En s’appuyant sur des données de fréquence des tailles des poissons échantillonnés en 2005, Baker (comm. pers., 2006) a pu fournir certains renseignements préliminaires sur le cycle vital de la paire du lac Misty. Les poissons trouvés dans le tributaire se reproduisent à un âge plus précoce que les poissons trouvés dans le lac ou dans l’effluent. Les femelles du lac se reproduisent depuis l’âge d’un an jusqu’à l’âge de cinq ans et les âges de reproduction de deux, trois et quatre ans sont relativement communs (une seule femelle de cinq ans se trouvait dans l’échantillonnage). Les poissons de l’effluent semblaient présenter les mêmes caractéristiques que les poissons du lac. Les femelles du tributaire présentaient un cycle vital différent, se reproduisant surtout à l’âge d’un an et de deux ans et où très peu étaient âgées de plus de trois ans (environ 90 p. 100 des femelles examinées étaient âgées de deux ans ou moins). Les épinoches du tributaire produisent plus d’œufs par frai que les poissons du lac ou de l’effluent; la taille des œufs ne diffère pas entre les trois habitats, mais ceux-ci sont assez gros comparativement aux œufs des autres populations d’épinoches.

Herbivores/prédateurs

Les épinoches à trois épines sont l’objet d’une forte prédation par les poissons (y compris la prédation cannibalique des nids par d’autres épinoches) et par les oiseaux piscivores (Scott et Crossman, 1973).

Physiologie

Il n’existe aucune donnée publiée sur la physiologie des épinoches occupant le bassin versant du lac Misty.
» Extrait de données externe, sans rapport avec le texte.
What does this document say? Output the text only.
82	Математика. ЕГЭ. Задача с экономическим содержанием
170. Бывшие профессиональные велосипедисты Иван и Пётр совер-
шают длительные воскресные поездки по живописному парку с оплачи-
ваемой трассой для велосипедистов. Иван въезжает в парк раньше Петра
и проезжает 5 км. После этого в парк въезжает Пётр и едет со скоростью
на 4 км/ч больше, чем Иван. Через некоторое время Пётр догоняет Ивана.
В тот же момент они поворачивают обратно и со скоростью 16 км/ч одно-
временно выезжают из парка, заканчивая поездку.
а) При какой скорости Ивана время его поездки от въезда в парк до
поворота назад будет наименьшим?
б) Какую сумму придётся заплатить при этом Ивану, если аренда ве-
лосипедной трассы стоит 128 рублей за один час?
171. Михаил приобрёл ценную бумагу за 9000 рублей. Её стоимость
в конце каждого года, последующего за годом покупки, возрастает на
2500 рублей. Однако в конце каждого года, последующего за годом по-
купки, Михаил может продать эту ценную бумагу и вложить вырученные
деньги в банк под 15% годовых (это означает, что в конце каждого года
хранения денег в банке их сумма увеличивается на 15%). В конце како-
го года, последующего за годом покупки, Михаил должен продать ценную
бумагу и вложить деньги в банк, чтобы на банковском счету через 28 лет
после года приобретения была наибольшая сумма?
Déplacements et dispersion

Les études de Hendry et al. (2002) ont révélé que les épinoches lentiques placées dans un environnement lotique se déplaceront en aval, mais jamais en amont. Les individus lotiques ont tendance à demeurer dans le site de remise en liberté, mais, lorsqu’ils se déplacent, ils peuvent le faire dans les deux directions (en aval et en amont). Ces observations ont été appuyées par les travaux de Moore et Hendry (2005) portant sur le flux génétique entre les populations.

Relations interspécifiques

La forme lentique coexiste avec la truite fardée (Oncorhynchus clarkii), la truite arc-en-ciel (O. mykiss), le saumon coho (O. kisutch), la Dolly Varden (Salvelinus malma) et le chabot piquant (Cottus asper). La forme lotique coexiste avec la truite fardée, le saumon coho et la Dolly Varden.

Le régime alimentaire n’a pas été étudié, mais d’après les différences dans la morphologie de la bouche et des branchicténies, la forme lentique serait adaptée pour se nourrir de zooplancton dans les eaux libres du lac tandis que la forme lotique serait adaptée pour se nourrir de macroinvertébrés benthiques (Lavin et McPhail, 1986; McPhail, 1994).

Adaptabilité

Bien que différentes formes de Gasterosteus semblent avoir connu une évolution rapide à la suite de la dernière époque glaciaire, il est évident que les formes d’épinoches à trois épines dépendent de la stabilité de l’environnement pour conserver leurs différences adaptatives (plus spécifiquement, le maintien du régime sélectif). Par conséquent, elles sont vulnérables à des changements soudains dans leur environnement, y compris ceux provoqués par l’introduction d’espèces et la modification de l’habitat. Cette vulnérabilité a été démontrée par la récente et rapide disparition de la paire benthique-limnétique du lac Hadley, provoquée par l’introduction de la barbotte brune (Ameiurus nebulosus) (Hatfield 2001) et par l’effondrement de la paire d’épinoches benthique et limnétique du lac Enos, peut-être provoqué par des modifications dans l’habitat causées par l’introduction de l’écrevisse du Pacifique (Pacifastacus leniusculus) (COSEPAC, 2002).